Important: Before attempting the proof, make sure to understand what this problem is asking. This means you must know the precise definitions of the terms used in this problem before you can begin solving this question, e.g., make sure you know the precise formal definition of: string, language, regular language, etc. Further, you need to know how to read the set (builder) notation above and what it means for something to be in and not in a set.
Your proof must be in the form of a Statements and Justifications table, as presented in class.
If your answer includes designing a DFA, you may submit a state diagram instead of a formal description of the machine.
To "prove" that a DFA recognizes a language, you may use as justification a table showing three strings that are both accepted by the DFA and in the language, and three strings that the DFA rejects and are also not in the language, as shown in lecture. The strings should ideally "test" as many different transition paths through the DFA as possible. (This should also tell you whether the strings you came up with in parts 1 and 2 are "good" examples or not.)
3 DFAs Can Do "Real" Computation
Here is an example showing that DFAs can perform "real" computation.
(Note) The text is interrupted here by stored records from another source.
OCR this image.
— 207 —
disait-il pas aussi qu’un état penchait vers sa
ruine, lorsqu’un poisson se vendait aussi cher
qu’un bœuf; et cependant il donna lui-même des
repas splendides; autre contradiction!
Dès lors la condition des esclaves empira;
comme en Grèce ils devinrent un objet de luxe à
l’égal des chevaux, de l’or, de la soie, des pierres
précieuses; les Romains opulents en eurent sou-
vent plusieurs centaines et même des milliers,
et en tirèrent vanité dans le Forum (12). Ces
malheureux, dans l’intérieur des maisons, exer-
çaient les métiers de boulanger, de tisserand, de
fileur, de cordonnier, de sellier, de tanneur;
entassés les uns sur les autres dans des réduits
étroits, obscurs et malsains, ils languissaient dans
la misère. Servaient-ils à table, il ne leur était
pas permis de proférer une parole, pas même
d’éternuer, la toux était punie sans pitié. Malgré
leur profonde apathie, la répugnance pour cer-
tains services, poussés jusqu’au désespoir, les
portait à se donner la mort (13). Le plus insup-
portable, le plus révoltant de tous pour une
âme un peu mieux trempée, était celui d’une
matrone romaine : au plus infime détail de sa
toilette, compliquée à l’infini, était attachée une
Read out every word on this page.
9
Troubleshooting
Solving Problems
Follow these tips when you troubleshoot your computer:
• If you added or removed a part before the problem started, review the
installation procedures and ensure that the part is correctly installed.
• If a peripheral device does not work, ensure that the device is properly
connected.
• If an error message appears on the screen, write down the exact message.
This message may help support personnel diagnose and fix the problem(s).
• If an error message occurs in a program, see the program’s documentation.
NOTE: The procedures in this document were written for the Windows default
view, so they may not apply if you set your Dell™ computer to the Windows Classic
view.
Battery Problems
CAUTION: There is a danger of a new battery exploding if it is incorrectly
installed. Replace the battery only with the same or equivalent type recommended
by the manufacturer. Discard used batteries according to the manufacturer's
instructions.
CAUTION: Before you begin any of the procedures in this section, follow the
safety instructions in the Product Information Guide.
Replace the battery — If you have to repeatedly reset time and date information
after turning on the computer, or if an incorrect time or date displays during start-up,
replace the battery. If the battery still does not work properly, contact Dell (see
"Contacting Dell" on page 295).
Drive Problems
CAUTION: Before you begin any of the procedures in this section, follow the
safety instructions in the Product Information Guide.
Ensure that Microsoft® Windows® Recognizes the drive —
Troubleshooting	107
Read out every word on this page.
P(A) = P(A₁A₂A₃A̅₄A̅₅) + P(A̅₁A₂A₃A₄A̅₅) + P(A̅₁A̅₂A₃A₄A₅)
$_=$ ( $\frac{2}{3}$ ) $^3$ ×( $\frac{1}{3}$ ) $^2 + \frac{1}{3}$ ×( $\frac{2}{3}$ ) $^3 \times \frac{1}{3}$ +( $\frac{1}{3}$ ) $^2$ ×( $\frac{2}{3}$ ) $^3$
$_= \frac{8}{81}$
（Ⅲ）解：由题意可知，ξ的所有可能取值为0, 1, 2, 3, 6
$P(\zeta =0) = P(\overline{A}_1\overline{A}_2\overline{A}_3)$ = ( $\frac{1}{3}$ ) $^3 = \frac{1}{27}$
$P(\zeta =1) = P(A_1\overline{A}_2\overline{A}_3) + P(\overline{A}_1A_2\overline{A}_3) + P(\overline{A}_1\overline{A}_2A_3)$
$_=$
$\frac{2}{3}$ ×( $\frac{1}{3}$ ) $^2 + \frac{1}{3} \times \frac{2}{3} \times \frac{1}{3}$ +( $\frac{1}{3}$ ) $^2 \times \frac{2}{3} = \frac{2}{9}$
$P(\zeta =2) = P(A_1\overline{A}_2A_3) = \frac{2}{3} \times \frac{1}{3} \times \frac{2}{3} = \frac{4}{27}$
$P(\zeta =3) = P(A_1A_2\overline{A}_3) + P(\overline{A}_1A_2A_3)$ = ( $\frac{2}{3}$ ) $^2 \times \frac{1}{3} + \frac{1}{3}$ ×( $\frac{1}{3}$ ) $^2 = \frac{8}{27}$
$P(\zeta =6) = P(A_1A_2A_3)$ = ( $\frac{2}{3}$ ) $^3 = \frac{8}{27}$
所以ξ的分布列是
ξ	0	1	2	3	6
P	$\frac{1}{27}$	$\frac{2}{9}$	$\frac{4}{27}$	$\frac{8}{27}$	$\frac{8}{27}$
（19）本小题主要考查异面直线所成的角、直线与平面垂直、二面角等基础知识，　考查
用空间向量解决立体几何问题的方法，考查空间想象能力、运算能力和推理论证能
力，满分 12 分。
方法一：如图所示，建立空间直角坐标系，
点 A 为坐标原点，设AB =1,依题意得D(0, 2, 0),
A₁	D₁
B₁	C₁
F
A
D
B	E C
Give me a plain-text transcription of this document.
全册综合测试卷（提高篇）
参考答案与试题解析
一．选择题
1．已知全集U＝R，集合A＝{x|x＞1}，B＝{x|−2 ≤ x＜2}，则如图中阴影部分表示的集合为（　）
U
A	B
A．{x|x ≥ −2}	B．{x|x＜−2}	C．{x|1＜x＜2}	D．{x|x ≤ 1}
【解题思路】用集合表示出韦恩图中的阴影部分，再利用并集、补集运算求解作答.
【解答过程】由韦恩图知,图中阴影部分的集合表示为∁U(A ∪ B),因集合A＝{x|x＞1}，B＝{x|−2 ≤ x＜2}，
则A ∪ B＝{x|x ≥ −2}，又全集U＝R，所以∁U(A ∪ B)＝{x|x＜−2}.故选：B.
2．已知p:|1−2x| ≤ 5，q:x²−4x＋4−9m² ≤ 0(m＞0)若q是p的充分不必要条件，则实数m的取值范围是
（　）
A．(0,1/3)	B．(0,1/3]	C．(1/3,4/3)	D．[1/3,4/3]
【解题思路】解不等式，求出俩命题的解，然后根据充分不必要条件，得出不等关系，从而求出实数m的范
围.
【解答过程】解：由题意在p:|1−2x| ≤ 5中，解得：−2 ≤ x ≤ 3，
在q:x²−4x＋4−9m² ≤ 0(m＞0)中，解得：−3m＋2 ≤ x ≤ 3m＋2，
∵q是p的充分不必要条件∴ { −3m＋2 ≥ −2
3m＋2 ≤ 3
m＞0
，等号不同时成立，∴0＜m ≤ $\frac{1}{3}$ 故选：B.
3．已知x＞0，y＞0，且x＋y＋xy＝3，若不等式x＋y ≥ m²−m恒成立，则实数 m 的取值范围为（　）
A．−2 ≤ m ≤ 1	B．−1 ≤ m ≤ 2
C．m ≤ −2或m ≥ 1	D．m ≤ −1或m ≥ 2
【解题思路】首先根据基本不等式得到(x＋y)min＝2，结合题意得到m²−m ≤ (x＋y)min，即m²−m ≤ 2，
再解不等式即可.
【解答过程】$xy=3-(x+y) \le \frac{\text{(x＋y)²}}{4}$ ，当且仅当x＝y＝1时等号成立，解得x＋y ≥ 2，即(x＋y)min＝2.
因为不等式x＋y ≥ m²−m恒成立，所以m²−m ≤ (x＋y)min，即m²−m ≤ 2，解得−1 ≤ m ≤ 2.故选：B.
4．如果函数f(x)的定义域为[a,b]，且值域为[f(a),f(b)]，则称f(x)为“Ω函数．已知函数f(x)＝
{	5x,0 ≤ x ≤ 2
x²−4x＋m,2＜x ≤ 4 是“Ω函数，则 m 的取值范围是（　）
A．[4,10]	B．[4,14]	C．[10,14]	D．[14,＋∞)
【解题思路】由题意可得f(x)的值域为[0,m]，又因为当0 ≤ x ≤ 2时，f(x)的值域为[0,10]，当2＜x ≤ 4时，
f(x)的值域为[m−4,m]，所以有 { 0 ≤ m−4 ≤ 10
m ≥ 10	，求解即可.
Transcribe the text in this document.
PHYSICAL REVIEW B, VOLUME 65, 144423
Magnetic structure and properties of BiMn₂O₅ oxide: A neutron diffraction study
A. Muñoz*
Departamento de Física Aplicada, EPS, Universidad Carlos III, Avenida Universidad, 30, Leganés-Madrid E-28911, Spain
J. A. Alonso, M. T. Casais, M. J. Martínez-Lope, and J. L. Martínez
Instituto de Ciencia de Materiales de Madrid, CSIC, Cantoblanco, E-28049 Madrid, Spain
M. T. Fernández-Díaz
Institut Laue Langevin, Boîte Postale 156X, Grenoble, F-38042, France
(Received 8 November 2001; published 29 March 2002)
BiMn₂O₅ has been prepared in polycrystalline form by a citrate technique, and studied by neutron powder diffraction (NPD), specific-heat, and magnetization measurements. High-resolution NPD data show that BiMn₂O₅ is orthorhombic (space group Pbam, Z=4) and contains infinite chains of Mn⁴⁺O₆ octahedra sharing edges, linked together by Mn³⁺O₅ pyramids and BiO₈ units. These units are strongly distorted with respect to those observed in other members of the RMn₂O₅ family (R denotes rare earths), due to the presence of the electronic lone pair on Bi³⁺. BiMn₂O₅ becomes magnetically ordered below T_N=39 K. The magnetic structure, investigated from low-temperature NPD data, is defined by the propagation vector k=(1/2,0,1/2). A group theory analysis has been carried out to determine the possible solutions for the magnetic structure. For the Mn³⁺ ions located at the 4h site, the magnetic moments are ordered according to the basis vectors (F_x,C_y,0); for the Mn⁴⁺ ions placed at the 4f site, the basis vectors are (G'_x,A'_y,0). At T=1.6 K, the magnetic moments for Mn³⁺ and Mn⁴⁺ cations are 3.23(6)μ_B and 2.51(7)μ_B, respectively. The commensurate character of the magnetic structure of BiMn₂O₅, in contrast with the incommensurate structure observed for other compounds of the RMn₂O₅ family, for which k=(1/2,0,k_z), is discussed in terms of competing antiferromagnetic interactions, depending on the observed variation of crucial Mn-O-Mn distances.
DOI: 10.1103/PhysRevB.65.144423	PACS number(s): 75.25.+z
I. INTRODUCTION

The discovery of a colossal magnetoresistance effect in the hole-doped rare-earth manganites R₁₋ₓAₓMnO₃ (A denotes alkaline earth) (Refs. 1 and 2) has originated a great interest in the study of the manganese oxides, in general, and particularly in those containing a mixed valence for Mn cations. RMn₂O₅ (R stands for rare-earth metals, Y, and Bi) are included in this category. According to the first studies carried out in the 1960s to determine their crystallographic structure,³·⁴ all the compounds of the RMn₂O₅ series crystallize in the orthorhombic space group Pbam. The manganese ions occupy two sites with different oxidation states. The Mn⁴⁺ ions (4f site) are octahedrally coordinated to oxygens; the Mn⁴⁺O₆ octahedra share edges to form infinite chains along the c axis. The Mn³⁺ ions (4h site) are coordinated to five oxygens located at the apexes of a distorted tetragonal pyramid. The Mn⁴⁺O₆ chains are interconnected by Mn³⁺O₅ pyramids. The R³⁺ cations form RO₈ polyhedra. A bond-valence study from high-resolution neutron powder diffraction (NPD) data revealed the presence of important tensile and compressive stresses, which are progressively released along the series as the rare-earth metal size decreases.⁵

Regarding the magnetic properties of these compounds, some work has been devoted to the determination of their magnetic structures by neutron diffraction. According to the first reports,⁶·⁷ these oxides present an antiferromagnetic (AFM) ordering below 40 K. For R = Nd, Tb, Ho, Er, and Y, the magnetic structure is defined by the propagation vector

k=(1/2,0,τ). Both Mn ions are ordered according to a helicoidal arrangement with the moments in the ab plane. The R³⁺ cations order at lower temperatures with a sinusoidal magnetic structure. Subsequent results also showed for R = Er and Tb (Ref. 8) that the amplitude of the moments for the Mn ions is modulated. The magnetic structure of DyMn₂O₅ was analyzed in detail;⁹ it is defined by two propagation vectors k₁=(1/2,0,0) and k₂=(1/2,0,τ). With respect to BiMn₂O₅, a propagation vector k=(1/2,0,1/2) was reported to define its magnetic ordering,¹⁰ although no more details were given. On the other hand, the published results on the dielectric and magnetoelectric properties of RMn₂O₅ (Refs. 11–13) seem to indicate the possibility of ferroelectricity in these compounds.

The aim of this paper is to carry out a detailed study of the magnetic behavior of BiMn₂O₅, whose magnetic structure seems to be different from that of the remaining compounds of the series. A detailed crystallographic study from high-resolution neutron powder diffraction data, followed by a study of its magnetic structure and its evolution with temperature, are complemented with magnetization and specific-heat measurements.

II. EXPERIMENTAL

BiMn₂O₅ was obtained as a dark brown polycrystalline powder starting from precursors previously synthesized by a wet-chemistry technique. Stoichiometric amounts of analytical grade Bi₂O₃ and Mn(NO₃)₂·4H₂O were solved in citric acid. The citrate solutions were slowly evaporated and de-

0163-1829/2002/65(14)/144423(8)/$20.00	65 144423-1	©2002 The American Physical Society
Assume that the following is an alphabet of "domino" symbols (one could easily use unicode characters to represent such an alphabet):
Now let L_{GTE} be a language consisting of sequences of these dominos where the top row and bottom rows of digits are each interpreted as a binary numbers (leftmost digit is most significant, i.e., "big-endian"). Specifically:
L_{GTE} = \{w\mid w \textrm{ is a sequence of dominoes where top row} \geq \textrm{bottom row}\}
Come up with 3 strings in the language.
Come up with 3 strings not in the language.
Prove that L_{GTE} is a regular language.
Your proof must be in the form of a Statements and Justifications table, as presented in class.
If your answer includes designing a DFA, you may submit a state diagram instead of a formal description of the machine.
To "prove" that a DFA recognizes a language, you may use as justification a table showing three strings that are both accepted by the DFA and in the language, and three strings that the DFA rejects and are also not in the language, as shown in lecture. The strings should ideally "test" as many different transition paths through the DFA as possible. (This should also tell you whether the strings you came up with in parts 1 and 2 are "good" examples or not.)